After searching for weeks, desperately trying to find a house that would fit the bill, Besant, a landscaper by trade, met a man who offered to let him stay in a three-storey, four bedroom plus den, 1906 Victorian home he had recently purchased as a holding property in Fairfield.

“We thought this could be the answer we had been looking for,” said Besant, noting there were a number of major renovations that the owner said would be complete by the Nov. 19 move in date.

Shortly after, they signed a lease and Besant packed up his family’s belongings and was ready to move into the home. But on the move in day, he entered the house and was shocked by what he saw.

The house was uninhabitable, according to Besant.

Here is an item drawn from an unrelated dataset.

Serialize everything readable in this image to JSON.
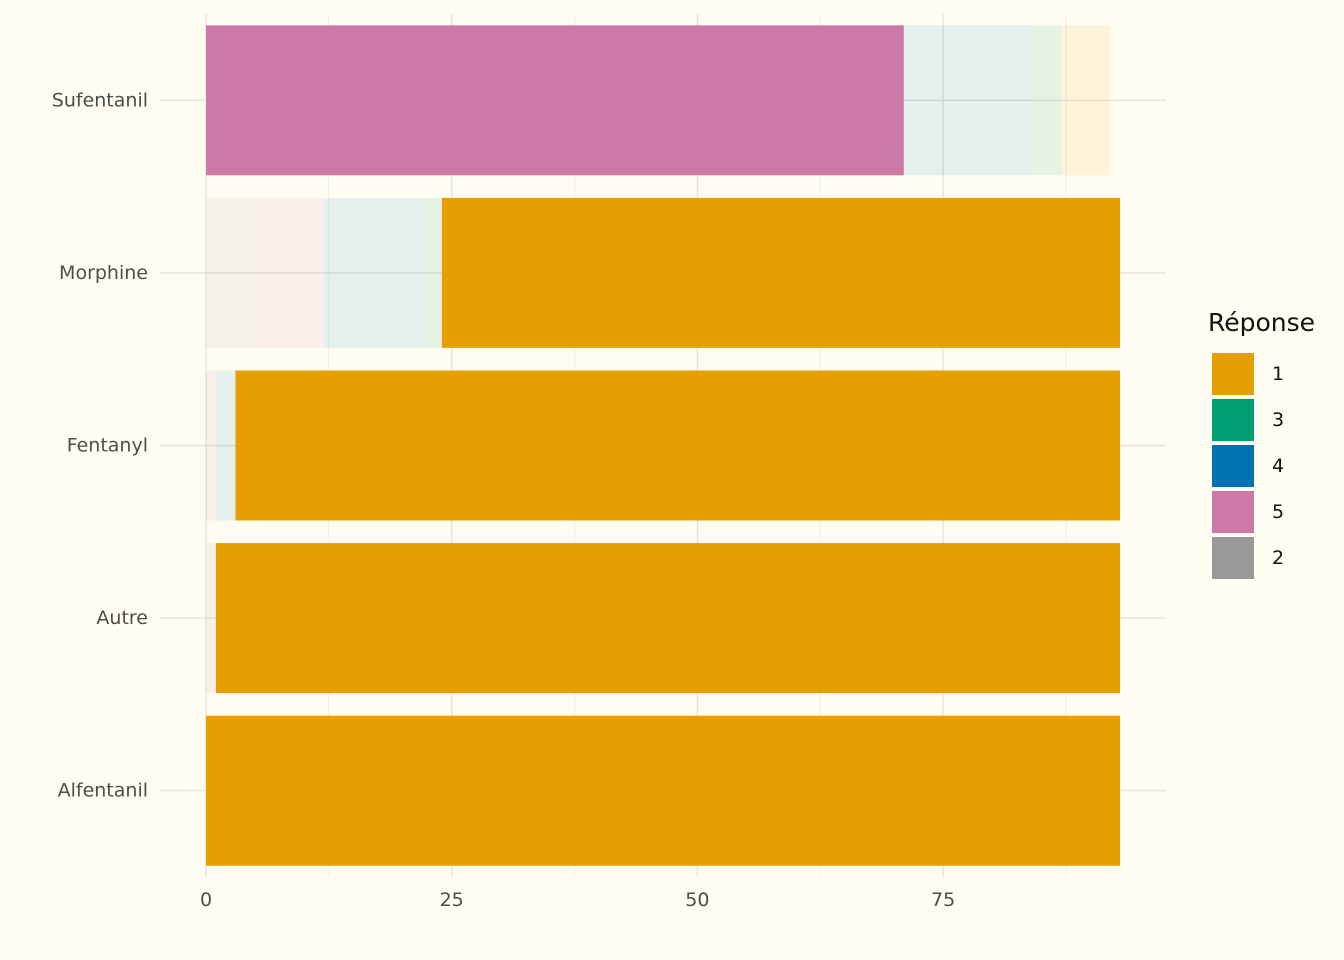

None of the rooms were done to completion, the floors of the upstairs rooms had been torn up and only partially floored and painted, there was construction debris both inside and outside the house, there were no fixtures in the upstairs bathroom and the bathtub was in what was to be his daughter’s room.

“I was shocked with the condition,” Besant said.

Besant moved his father’s belongings into the shed on the property, as well as his plants, while his family moved into a friend’s place until the renovations were to be complete.

A few days later, Besant met with the owner, who served him an unofficial letter, which said since the family didn’t move in on the agreed date, and did not pay him rent or a damage deposit, that constituted a break in the tenancy agreement and that the tenancy had ended. However, when Besant signed the initial tenancy agreement, he said the owner assured him he didn’t have to pay a damage deposit until 2017.

For now, the family is staying with a friend in Fernwood and has plans to move into a neighbour’s house, who’s going on vacation for a week-and-a-half. They’ve looked at dozens of houses in the last week, but haven’t found anything they can afford.

Besant hopes his story will act as a cautionary tale to renters hoping to changing their living situations.

“It’s a bit of a warning to others to think very hard about this situation and where they’re currently in, in terms of what the prospects are out there,” Besant said.

Besant plans to take the owner to arbitration and apply for an order of possession for the house to allow them to move in.

An online fundraising campaign has since been started by a friend to support the family. As of Monday, more than $3,300 has been raised.